PYK 2016-01-11: That would be true if the optional quantifier applied directly to the negative lookahead constraint, but then it would be illegal as well. In in this case, the optional thing is . , not preceeded by pattern3, and it makes a real difference. With the more simple pattern1.*pattern2.*pattern3 , pattern3 might occur between pattern1 and pattern2, and avoiding that is the main problem in the problem statement. In that sense, I don't think it's backward from the original problem at all, and I don't know any other way to solve the problem using a regular expression. This example is also interesting because it illustrates how, in certain cases, one might work around the restriction that a constraint may not be followed by a quantifier.

Problem Statement: Extract the major/minor and auxiliary numbers from a string like "26.3.Q005"

avi This problem, like many others can be easily addressed using character classes.


set verstring "26.3.Q005"
regexp {([[:digit:]]+)\.([[:digit:]]+)\.(.*)} $verstring all major minor auxiliary
puts "$major $minor $auxiliary"


AMG: I replaced "quote-quoting" with {brace-quoting} to eliminate the need for using backslashes to quote brackets. This greatly increases readability, and the readability of regular expressions needs all the help it can get. :^) In the process I corrected a subtle bug: the Tcl interpreter was gobbling up all the backslashes and not passing any to the regexp command, and that meant regexp was getting "." atoms (match anything) instead of "\." atoms (match period). Brace quoting is almost always the right thing for regular expressions. By the way, embedded substitutions inside regular expressions are usually a mistake, since the substituted text is interpreted as a regular expression and not a fixed, literal string. Always using braces to quote regular expressions will help you to remember this. :^)

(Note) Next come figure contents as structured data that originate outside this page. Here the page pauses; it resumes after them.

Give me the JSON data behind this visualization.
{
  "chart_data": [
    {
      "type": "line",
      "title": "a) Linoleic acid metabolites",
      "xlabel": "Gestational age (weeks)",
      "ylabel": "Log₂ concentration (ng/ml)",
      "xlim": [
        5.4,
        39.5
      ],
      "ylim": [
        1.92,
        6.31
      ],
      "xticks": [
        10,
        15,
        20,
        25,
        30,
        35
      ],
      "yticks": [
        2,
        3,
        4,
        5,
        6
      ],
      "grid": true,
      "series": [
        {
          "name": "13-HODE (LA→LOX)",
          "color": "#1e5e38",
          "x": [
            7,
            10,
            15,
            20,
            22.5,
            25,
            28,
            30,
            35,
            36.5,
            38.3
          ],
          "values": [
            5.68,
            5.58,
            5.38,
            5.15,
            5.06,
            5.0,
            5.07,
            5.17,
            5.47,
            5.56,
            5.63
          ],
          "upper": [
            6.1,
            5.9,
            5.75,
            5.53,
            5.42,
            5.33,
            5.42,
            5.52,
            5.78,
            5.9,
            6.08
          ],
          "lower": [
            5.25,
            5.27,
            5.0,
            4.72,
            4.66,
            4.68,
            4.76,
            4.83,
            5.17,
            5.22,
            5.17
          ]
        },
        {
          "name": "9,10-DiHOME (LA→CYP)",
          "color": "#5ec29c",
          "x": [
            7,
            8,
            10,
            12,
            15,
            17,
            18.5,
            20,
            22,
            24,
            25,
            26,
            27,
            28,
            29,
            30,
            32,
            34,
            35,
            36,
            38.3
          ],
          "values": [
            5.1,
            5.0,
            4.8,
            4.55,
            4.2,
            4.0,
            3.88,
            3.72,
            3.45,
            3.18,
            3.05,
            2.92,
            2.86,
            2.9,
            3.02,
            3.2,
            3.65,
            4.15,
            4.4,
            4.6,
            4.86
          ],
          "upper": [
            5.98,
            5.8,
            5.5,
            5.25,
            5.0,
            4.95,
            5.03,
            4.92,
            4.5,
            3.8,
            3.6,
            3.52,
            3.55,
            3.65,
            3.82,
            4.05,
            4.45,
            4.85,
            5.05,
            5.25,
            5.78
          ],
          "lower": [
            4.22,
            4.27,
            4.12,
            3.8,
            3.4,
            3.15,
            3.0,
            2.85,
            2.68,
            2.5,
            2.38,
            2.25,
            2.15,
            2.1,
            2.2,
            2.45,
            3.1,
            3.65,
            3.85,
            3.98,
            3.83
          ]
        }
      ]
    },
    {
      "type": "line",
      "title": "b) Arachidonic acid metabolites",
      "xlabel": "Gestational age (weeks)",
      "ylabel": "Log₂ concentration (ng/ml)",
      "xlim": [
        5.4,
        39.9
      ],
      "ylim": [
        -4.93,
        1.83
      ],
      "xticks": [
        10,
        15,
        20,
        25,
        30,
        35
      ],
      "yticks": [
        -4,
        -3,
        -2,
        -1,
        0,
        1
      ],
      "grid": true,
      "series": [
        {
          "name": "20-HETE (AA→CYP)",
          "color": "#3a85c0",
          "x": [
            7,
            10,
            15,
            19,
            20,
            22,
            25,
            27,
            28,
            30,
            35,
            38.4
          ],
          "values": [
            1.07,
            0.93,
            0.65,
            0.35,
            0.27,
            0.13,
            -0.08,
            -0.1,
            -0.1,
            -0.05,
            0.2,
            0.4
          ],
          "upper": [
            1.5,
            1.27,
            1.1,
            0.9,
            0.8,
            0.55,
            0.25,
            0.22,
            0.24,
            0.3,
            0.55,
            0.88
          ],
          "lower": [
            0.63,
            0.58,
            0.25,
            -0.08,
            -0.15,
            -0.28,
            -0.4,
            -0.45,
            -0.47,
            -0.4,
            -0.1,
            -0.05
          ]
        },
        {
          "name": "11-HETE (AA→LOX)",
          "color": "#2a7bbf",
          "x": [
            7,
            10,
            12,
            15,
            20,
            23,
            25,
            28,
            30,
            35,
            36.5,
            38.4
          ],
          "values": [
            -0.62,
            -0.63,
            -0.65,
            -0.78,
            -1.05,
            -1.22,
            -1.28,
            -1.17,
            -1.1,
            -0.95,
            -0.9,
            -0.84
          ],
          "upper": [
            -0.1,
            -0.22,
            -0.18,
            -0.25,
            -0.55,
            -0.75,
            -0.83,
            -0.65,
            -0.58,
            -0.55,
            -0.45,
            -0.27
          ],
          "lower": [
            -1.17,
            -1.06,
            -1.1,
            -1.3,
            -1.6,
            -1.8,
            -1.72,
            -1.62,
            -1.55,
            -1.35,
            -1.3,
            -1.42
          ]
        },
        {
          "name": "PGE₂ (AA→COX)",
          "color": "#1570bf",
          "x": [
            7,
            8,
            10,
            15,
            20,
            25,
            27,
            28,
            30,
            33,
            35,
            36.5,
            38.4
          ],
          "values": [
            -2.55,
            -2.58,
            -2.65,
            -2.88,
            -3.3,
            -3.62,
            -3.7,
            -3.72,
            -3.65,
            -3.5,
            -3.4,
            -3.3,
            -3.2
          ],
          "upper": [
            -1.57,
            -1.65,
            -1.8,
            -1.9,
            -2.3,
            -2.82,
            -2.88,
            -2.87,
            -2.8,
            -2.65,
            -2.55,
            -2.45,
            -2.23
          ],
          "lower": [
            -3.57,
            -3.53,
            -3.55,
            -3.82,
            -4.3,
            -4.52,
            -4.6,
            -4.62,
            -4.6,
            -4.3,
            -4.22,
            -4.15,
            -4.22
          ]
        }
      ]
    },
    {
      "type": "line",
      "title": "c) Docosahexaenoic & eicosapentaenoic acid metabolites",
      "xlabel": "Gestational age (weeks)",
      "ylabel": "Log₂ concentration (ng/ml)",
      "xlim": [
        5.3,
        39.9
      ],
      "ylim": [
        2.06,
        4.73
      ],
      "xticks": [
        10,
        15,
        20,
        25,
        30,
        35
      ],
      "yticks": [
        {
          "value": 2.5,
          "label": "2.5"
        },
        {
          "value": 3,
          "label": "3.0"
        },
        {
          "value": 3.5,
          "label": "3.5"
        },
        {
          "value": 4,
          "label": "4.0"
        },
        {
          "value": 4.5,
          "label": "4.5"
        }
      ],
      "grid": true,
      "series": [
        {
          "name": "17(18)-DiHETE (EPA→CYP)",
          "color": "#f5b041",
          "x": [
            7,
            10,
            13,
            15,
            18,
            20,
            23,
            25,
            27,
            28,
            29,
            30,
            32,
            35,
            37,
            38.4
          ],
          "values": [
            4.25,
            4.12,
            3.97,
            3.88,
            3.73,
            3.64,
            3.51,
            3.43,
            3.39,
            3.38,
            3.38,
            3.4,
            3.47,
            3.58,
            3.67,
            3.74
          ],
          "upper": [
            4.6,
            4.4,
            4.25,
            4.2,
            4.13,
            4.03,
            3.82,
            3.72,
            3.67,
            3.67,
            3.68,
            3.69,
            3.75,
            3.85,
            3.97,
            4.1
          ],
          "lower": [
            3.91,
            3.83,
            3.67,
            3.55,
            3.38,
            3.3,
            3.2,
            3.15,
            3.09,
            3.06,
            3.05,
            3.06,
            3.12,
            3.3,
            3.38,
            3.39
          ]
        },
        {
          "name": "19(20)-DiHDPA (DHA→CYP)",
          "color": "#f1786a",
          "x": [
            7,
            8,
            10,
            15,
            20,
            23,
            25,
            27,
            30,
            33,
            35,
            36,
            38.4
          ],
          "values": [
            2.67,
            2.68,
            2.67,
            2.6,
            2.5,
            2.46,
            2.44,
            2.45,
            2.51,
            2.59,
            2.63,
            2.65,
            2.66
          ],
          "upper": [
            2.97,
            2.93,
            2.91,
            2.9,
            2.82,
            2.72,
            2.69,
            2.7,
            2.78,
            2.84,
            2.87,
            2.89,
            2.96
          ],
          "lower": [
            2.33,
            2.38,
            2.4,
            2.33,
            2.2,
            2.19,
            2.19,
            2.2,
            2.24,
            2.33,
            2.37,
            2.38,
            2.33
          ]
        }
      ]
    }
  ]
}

Here's a shorter way to write the same regular expression. Also this adds a ^ anchor to reject strings with junk at the beginning instead of discarding said junk. It's not necessary to have a $ anchor at the end, since .* will greedily consume all characters to the end of the string. I replaced "all" with "_" because that's just my personal preference for a dummy variable name.

regexp {^(\d+)\.(\d+)\.(.*)} $verstring _ major minor auxiliary

And last, this code can be written using scan. For simple matching and extraction, scan often outperforms regexp in both readability and efficiency. I suggest only using regexp when scan won't do the job.

scan $verstring %d.%d.%s major minor auxiliary

avi: Thanks! The use of regular expression in this context was to illustrate the power of character classes - and yes, I thoroughly agree with you that in this case scan would have done the job.

Problem Statement: Extract some data while throwing away other pieces that are similarly formatted.

dcd Here, the trailing 2 items are of interest in a stream where initial meta-data is separated by pipe characters, but the first three elements are not. An example of the input might be "BLAH|CODE|IDEA|BEEF|stuff........", and, in this case, we don't care about BLAH, CODE, or IDEA


set re {(?:(?:[^|]+)\|){3}([[:xdigit:]]{4})\|(.*)}
regexp $re $msg d meat potatoes


This uses non-capturing RE's twice, once in the RE that defines the pipe separated field and once in the enclosing RE with an arity of exactly 3 that throws away the first three fields. It took me a few tries to realize I could use ?: twice to get the result I wanted.